Phase IV (1974)
written by Mayo Simon
directed by Saul Bass
I remember seeing the poster for the killer ant movie Phase IV in a video catalog sometime around 1984. My dad had just gotten a brand new top-loading VHS player (laugh all you want, those were great), and I would read as many brochures and magazines as I could get my hands on. “Ravenous invaders controlled by a terror out in space,“ teased the copy as an ant crawled out of an outstretched bloody hand. Hot damn. It frightened me – I was a pretty impressionable kid when it came to scary films – but it still seemed oddly interesting. Well, I looked but don’t remember ever finding a copy – this was Puerto Rico in the ’80s, so there weren’t many choices aside from a handful of local stores (I eventually worked at some of them, but that’s another story). It wasn’t until the early 90’s that Blockbuster came knocking, and still their selection was pretty limited to big Hollywood fare.
Fast forward to 2014: I’m surfing the streaming selections in Netflix and suddenly I run into Phase IV again. After years of anticipation, I could finally watch it! I waited for my wife and son to go to bed, plopped down on the couch, and pressed play on the remote, ready for what was sure to be an amazing experience.

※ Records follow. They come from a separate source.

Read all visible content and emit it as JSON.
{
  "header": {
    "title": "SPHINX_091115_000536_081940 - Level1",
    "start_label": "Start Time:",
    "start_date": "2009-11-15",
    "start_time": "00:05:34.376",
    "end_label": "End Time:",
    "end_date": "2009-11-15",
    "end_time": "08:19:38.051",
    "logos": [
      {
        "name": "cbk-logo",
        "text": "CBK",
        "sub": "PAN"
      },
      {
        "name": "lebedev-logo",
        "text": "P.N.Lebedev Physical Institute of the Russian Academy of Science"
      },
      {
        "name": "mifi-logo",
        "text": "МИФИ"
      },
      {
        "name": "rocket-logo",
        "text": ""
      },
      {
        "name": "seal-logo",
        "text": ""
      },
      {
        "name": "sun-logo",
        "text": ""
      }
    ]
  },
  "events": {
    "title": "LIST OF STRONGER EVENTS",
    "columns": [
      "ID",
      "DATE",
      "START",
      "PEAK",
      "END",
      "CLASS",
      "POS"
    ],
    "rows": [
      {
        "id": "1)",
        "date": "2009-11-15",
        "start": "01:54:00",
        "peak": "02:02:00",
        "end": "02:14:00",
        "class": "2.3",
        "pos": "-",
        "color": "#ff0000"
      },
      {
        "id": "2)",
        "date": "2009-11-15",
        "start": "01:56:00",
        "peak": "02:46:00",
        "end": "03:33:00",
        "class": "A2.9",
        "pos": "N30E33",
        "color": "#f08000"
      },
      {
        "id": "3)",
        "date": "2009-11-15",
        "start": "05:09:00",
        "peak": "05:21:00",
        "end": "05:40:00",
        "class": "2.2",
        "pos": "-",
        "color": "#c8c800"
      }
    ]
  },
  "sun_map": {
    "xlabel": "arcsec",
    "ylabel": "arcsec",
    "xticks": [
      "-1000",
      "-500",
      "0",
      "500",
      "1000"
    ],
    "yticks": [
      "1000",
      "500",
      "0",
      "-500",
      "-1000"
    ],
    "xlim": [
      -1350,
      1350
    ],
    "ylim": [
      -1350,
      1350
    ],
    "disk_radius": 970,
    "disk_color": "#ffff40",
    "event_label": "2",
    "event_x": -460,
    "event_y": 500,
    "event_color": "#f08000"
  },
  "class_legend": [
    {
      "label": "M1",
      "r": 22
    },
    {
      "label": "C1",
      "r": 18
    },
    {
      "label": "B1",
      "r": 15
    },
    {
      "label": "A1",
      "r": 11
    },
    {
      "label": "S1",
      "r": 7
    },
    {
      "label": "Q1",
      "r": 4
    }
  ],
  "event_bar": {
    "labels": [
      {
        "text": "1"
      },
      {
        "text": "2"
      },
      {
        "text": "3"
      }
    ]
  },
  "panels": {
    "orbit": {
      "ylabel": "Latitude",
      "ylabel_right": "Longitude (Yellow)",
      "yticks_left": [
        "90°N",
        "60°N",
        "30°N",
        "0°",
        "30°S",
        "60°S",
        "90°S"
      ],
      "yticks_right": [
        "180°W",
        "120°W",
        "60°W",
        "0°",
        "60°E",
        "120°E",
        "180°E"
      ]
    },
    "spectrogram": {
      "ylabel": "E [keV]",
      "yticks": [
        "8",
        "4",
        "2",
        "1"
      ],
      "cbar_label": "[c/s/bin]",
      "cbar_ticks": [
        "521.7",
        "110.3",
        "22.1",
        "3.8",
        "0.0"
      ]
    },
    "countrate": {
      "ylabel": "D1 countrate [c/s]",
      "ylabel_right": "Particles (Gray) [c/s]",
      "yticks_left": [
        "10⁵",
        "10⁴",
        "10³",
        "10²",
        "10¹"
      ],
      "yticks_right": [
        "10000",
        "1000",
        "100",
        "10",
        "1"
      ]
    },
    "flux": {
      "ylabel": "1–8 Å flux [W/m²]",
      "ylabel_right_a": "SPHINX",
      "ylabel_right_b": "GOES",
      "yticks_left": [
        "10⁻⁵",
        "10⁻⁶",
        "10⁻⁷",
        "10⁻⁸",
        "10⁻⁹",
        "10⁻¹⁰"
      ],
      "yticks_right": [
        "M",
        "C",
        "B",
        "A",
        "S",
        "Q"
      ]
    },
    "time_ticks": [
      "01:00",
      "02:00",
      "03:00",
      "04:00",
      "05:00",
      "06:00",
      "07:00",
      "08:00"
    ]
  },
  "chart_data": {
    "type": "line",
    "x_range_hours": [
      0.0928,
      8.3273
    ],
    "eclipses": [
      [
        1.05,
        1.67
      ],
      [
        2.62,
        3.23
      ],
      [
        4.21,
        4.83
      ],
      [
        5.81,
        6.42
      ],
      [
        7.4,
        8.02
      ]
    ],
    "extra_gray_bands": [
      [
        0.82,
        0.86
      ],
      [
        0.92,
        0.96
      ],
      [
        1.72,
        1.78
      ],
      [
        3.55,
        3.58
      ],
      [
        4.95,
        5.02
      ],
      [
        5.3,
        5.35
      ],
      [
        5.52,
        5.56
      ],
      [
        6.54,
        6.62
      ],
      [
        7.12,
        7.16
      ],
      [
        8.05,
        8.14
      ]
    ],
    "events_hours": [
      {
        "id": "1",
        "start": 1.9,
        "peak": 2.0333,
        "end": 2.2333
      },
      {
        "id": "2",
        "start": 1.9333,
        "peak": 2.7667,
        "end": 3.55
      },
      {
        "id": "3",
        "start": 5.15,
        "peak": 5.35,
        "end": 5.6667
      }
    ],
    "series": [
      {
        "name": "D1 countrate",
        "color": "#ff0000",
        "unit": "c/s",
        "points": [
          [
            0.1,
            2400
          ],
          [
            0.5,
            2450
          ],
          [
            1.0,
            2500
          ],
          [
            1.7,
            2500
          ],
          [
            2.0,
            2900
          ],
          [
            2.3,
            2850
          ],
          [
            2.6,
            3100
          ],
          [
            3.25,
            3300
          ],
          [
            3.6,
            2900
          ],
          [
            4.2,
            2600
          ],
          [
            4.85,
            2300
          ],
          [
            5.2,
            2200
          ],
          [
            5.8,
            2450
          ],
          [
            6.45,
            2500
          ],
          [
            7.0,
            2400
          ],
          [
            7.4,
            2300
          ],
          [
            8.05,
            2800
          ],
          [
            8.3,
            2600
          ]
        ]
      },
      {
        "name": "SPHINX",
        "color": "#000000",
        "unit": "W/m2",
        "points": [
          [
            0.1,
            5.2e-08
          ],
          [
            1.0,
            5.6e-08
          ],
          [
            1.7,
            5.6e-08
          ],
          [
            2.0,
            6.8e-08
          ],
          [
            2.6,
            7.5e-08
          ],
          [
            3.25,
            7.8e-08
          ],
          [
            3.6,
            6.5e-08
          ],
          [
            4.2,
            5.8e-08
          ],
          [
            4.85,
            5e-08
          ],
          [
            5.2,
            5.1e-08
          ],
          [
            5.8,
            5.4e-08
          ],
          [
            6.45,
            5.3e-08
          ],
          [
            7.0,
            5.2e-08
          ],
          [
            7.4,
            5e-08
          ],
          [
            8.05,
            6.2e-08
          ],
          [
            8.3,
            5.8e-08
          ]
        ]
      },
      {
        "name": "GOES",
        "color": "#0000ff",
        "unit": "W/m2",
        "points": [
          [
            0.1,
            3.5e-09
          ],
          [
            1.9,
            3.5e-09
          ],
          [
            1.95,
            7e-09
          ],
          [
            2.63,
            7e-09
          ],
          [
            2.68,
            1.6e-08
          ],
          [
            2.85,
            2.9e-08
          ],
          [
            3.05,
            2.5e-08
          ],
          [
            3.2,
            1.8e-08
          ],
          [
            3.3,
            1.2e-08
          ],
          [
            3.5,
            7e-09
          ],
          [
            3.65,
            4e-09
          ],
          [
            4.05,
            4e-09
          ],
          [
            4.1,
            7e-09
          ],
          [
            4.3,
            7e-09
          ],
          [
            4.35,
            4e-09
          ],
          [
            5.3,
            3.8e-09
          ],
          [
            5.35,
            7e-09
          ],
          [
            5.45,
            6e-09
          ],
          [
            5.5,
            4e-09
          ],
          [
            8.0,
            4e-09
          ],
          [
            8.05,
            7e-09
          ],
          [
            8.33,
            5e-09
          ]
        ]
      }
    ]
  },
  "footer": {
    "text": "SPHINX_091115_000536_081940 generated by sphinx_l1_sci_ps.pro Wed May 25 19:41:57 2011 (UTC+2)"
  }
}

Twenty minutes in I was falling asleep. Phase IV is one bore of a movie, confusingly plotted, badly acted, and devoid of any scares or suspense. Too bad, because there are musings of an intellectual nature – behavior in isolation, group dynamics, science, and morality – that point to a good movie buried here somewhere. What’s worse, it was directed by legendary graphic designer Saul Bass, a man responsible for the groundbreaking title sequences of films such as Anatomy of a Murder (1959), Psycho (1960), and It’s a Mad, Mad, Mad, Mad World (1963). Should’ve stayed designing – apart from cool macro photography by Ken Middleham, you might as well go watch real ants on your patio. Perhaps my thirteen-year-old counterpart would’ve been transfixed, but this older version of me was counting the minutes before I could go to bed.
David Cronenberg, please remake this ASAP!